Anastasia Shevchenko was surveilled in her bedroom
Anastasia Shevchenko was surveilled in her bedroom

Russian police officers had been secretly filming an opposition activist inside her bedroom for months before she was detained and charged under a new law on “undesirable organisations” in a move that has been described as "outrageous."

Anastasia Shevchenko, 40, has been under house arrest for a year after she was slapped with charges related to her work for a civic group founded by Kremlin critic and former oligarch Mikhail Khodorkovsky.

Investigators in the southern city of Rostov-on-Don uncovered footage earlier this month, which showed the single mother of two in her bedroom, her lawyer and family said over the weekend.

Ms Shevchenko’s lawyer Sergei Badamshin posted the court order on social media, showing that police were allowed to bug and film inside her home for nearly five months before she was detained last January.

The police officers had somehow managed to enter the woman’s flat undetected, installed the surveillance equipment and then took it back months later, according to Mr Badamshin: “They left no trace.”

Russian opposition protesters march to commemorate the memories of lawyer Stanislav Markelov and journalist Anastasia Baburova - Credit: ALEXANDER NEMENOV/AFP via Getty Images
Russian opposition protesters march to commemorate the memories of lawyer Stanislav Markelov and journalist Anastasia Baburova Credit: ALEXANDER NEMENOV/AFP via Getty Images

Criminal charges against Ms Shevchenko relate to her organising a public lecture and taking part in a rally that was sanctioned with authorities. If convicted, she could be sent to up to six years in prison.

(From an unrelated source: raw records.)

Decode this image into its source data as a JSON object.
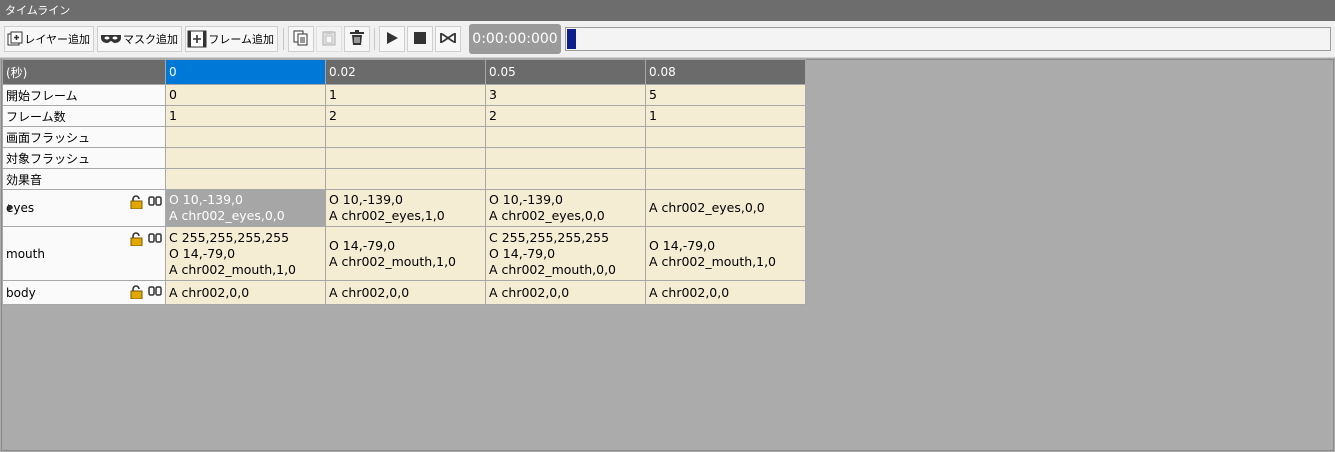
{
  "window": {
    "title": "タイムライン"
  },
  "toolbar": {
    "add_layer_label": "レイヤー追加",
    "add_mask_label": "マスク追加",
    "add_frame_label": "フレーム追加",
    "timecode": "0:00:00:000",
    "seek_position": 0.0
  },
  "grid": {
    "corner_label": "(秒)",
    "columns": [
      "0",
      "0.02",
      "0.05",
      "0.08"
    ],
    "selected_column": 0,
    "rows": {
      "start_frame": {
        "label": "開始フレーム",
        "values": [
          "0",
          "1",
          "3",
          "5"
        ]
      },
      "frame_count": {
        "label": "フレーム数",
        "values": [
          "1",
          "2",
          "2",
          "1"
        ]
      },
      "screen_flash": {
        "label": "画面フラッシュ"
      },
      "target_flash": {
        "label": "対象フラッシュ"
      },
      "sound_effect": {
        "label": "効果音"
      }
    },
    "layers": {
      "eyes": {
        "name": "eyes",
        "cells": [
          [
            "O 10,-139,0",
            "A chr002_eyes,0,0"
          ],
          [
            "O 10,-139,0",
            "A chr002_eyes,1,0"
          ],
          [
            "O 10,-139,0",
            "A chr002_eyes,0,0"
          ],
          [
            "A chr002_eyes,0,0"
          ]
        ]
      },
      "mouth": {
        "name": "mouth",
        "cells": [
          [
            "C 255,255,255,255",
            "O 14,-79,0",
            "A chr002_mouth,1,0"
          ],
          [
            "O 14,-79,0",
            "A chr002_mouth,1,0"
          ],
          [
            "C 255,255,255,255",
            "O 14,-79,0",
            "A chr002_mouth,0,0"
          ],
          [
            "O 14,-79,0",
            "A chr002_mouth,1,0"
          ]
        ]
      },
      "body": {
        "name": "body",
        "cells": [
          [
            "A chr002,0,0"
          ],
          [
            "A chr002,0,0"
          ],
          [
            "A chr002,0,0"
          ],
          [
            "A chr002,0,0"
          ]
        ]
      }
    }
  },
  "colors": {
    "cell_bg": "#f5edd3",
    "header_bg": "#6b6b6b",
    "selected_header": "#0078d7",
    "lock_icon": "#e0a800"
  },
  "icons": [
    "add-layer-icon",
    "add-mask-icon",
    "add-frame-icon",
    "copy-icon",
    "paste-icon",
    "delete-icon",
    "play-icon",
    "stop-icon",
    "loop-icon",
    "lock-icon",
    "link-icon"
  ]
}
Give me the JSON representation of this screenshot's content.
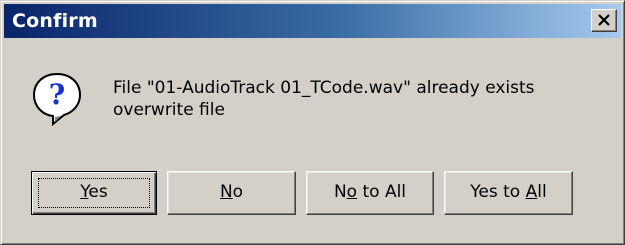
{
  "window": {
    "title": "Confirm",
    "close_icon": "close-icon"
  },
  "dialog": {
    "icon": "question-icon",
    "message_line1": "File \"01-AudioTrack 01_TCode.wav\" already exists",
    "message_line2": "overwrite file"
  },
  "buttons": {
    "yes": {
      "pre": "",
      "accel": "Y",
      "post": "es"
    },
    "no": {
      "pre": "",
      "accel": "N",
      "post": "o"
    },
    "no_to_all": {
      "pre": "N",
      "accel": "o",
      "post": " to All"
    },
    "yes_to_all": {
      "pre": "Yes to ",
      "accel": "A",
      "post": "ll"
    }
  },
  "colors": {
    "face": "#d4d0c8",
    "title_start": "#0a246a",
    "title_end": "#a6caf0",
    "icon_blue": "#1c2fd0"
  }
}
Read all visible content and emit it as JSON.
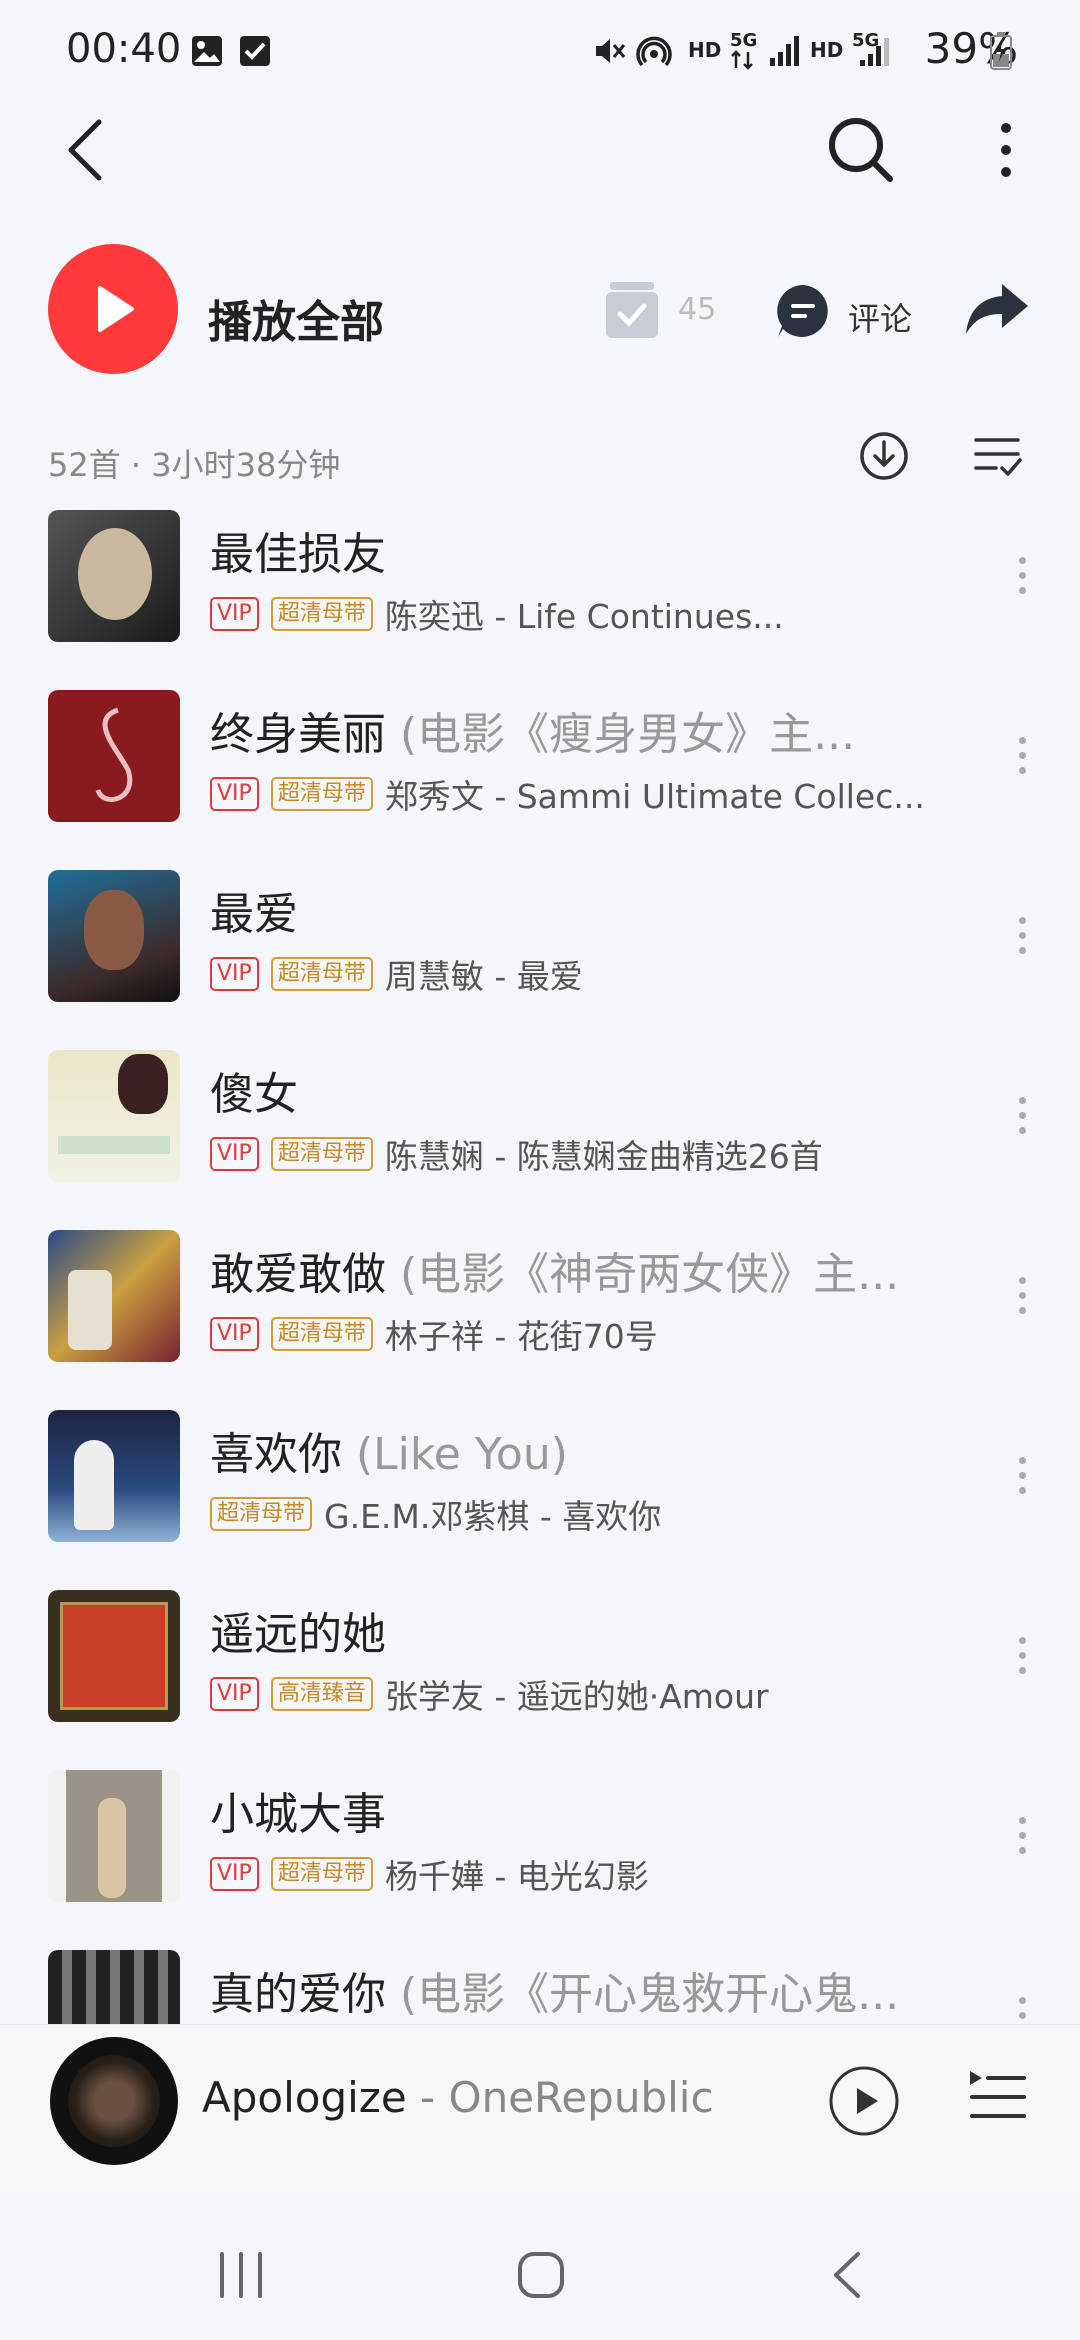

Ms Shevchenko is the first Russian to be prosecuted under the 2015 law against undesirable organisations in what the Kremlin has said was an attempt to fight against foreign interference. It allows prosecutors to declare an organisation “undesirable if it “presents a threat to Russia’s constitutional order, its defense and its security.”

Several human rights groups have declared Ms Shevchenko a prisoner of conscience.

Ms Shevchenko’s teenage daughter Vlada said in a Facebook post that her mother was recently allowed to review the surveillance footage that showed her in her bedroom in underwear.

“Isn’t this embarrassing? It is. For the people in law enforcement,” Vlada Shevchenko said.

Russia’s beleaguered opposition has long grown used to street surveillance and police intimidation. But placing a camera in a woman’s bedroom has shocked many.

Opposition figure Leonid Volkov in a tweet described the bedroom surveillance as “absolutely outrageous” and said that Putin-era law enforcement officials ought to be prosecuted and barred from public office when Russia has a change of government.

A court in Rostov-on-Don last week extended Ms Shevchenko’s house arrest through March.